I think the webhosting idea somebody mentioned earlier sounds good but it
sounds like it would definitely require a lot of hustle in the beginning.
After that it's probably a gravy train. Set it and forget it.
If you don't want to do that and you don't mind the occasional DMCA takedown
warning you could set up shell hosting on a few different OS. People seem
willing to pay for places to run email and irc bots and most shell hosting
providers don't stay in business very long.
> For example, a Bitcoin machine would be one example, are there any others?
Actually that isn't a very good example. The way things are going you would
lose money mining bitcoins with that server from what I have been reading.
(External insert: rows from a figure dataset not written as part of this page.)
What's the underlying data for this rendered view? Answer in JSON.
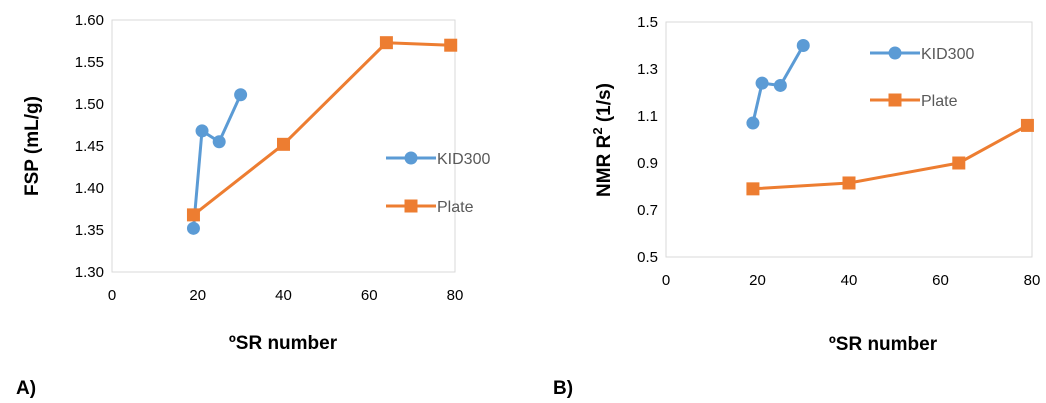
{
  "chart_data": [
    {
      "type": "line",
      "panel_label": "A)",
      "title": "",
      "xlabel": "ºSR number",
      "ylabel": "FSP (mL/g)",
      "xlim": [
        0,
        80
      ],
      "ylim": [
        1.3,
        1.6
      ],
      "x_ticks": [
        "0",
        "20",
        "40",
        "60",
        "80"
      ],
      "y_ticks": [
        "1.30",
        "1.35",
        "1.40",
        "1.45",
        "1.50",
        "1.55",
        "1.60"
      ],
      "legend": "right",
      "series": [
        {
          "name": "KID300",
          "color": "#5B9BD5",
          "marker": "circle",
          "x": [
            19,
            21,
            25,
            30
          ],
          "y": [
            1.352,
            1.468,
            1.455,
            1.511
          ]
        },
        {
          "name": "Plate",
          "color": "#ED7D31",
          "marker": "square",
          "x": [
            19,
            40,
            64,
            79
          ],
          "y": [
            1.368,
            1.452,
            1.573,
            1.57
          ]
        }
      ]
    },
    {
      "type": "line",
      "panel_label": "B)",
      "title": "",
      "xlabel": "ºSR number",
      "ylabel": "NMR R",
      "ylabel_sup": "2",
      "ylabel_unit": " (1/s)",
      "xlim": [
        0,
        80
      ],
      "ylim": [
        0.5,
        1.5
      ],
      "x_ticks": [
        "0",
        "20",
        "40",
        "60",
        "80"
      ],
      "y_ticks": [
        "0.5",
        "0.7",
        "0.9",
        "1.1",
        "1.3",
        "1.5"
      ],
      "legend": "top-right",
      "series": [
        {
          "name": "KID300",
          "color": "#5B9BD5",
          "marker": "circle",
          "x": [
            19,
            21,
            25,
            30
          ],
          "y": [
            1.07,
            1.24,
            1.23,
            1.4
          ]
        },
        {
          "name": "Plate",
          "color": "#ED7D31",
          "marker": "square",
          "x": [
            19,
            40,
            64,
            79
          ],
          "y": [
            0.79,
            0.815,
            0.9,
            1.06
          ]
        }
      ]
    }
  ]
}
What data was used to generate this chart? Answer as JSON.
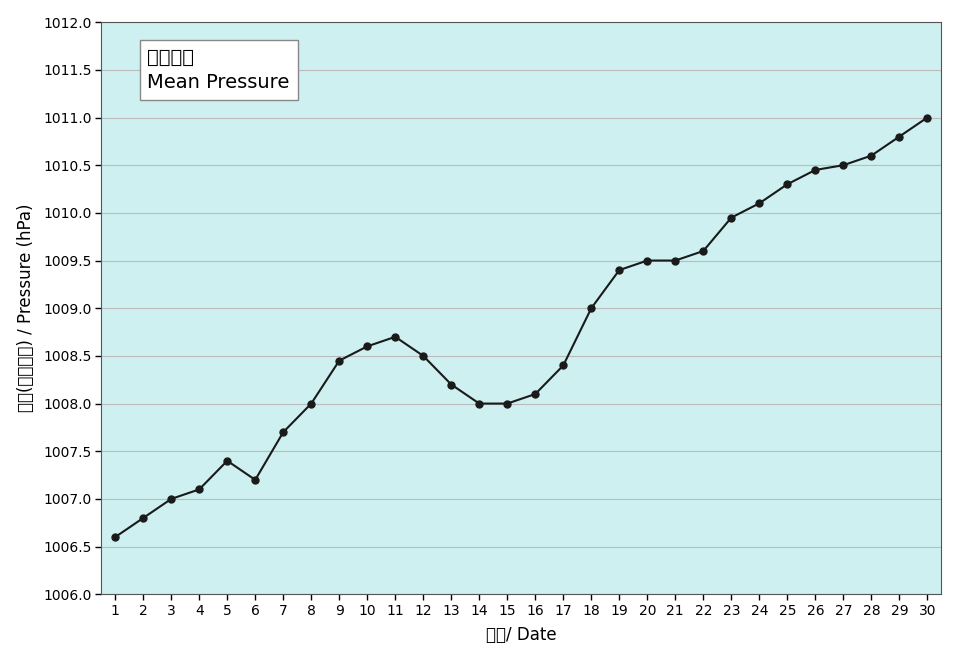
{
  "days": [
    1,
    2,
    3,
    4,
    5,
    6,
    7,
    8,
    9,
    10,
    11,
    12,
    13,
    14,
    15,
    16,
    17,
    18,
    19,
    20,
    21,
    22,
    23,
    24,
    25,
    26,
    27,
    28,
    29,
    30
  ],
  "pressure": [
    1006.6,
    1006.8,
    1007.0,
    1007.1,
    1007.4,
    1007.2,
    1007.7,
    1008.0,
    1008.45,
    1008.6,
    1008.7,
    1008.5,
    1008.2,
    1008.0,
    1008.0,
    1008.1,
    1008.4,
    1009.0,
    1009.4,
    1009.5,
    1009.5,
    1009.6,
    1009.95,
    1010.1,
    1010.3,
    1010.45,
    1010.5,
    1010.6,
    1010.8,
    1011.0
  ],
  "ylim": [
    1006.0,
    1012.0
  ],
  "ytick_interval": 0.5,
  "xlim": [
    0.5,
    30.5
  ],
  "xlabel": "日期/ Date",
  "ylabel": "氣壓(百帕斯卡) / Pressure (hPa)",
  "legend_line1": "平均氣壓",
  "legend_line2": "Mean Pressure",
  "line_color": "#1a1a1a",
  "marker_color": "#1a1a1a",
  "bg_color": "#cff0f0",
  "outer_bg_color": "#ffffff",
  "grid_color": "#bbbbbb",
  "label_fontsize": 12,
  "tick_fontsize": 10,
  "legend_fontsize_line1": 14,
  "legend_fontsize_line2": 13
}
> Assume the hardware is reasonably robust (dual quad-core Xeon w/72 Gigs RAM,
> with a couple TB of RAID 1 storage available).
That's a nice box. I wish I had something like that. Man oh man. Anyway...
I was looking into code hosting possibilities this week. If I had a bunch of
machines and the know-how I would look into what it takes to provide that.
Of course there are sites doing this already but the plans seem to be
either you have to know how many people you're going to collaborate with or
you have to know how many repositories you want them to host. The pricing
quickly gets out of hand if you don't know at the beginning exactly what
you're going to need. I didn't see flexible plans and I didn't see providers
offering other than git (aaargh!) svn and mercurial. Those are popular and
fine but there are enough free solutions for that already and they also
support mailing lists, bug trackers etc.
I think a good code hosting solution for individual developers and small
teams would be a valuable service and you could make ok money. The big money
in code hosting is for corp. use but there are already a few sites in that
space and it looks like an expensive thing to support and obviously would
not be safe to run on one server. It would really be neat to host fossil
repos because it's so easy to do and handles all the stuff you need to write
add-ons for with most (all?) other scms.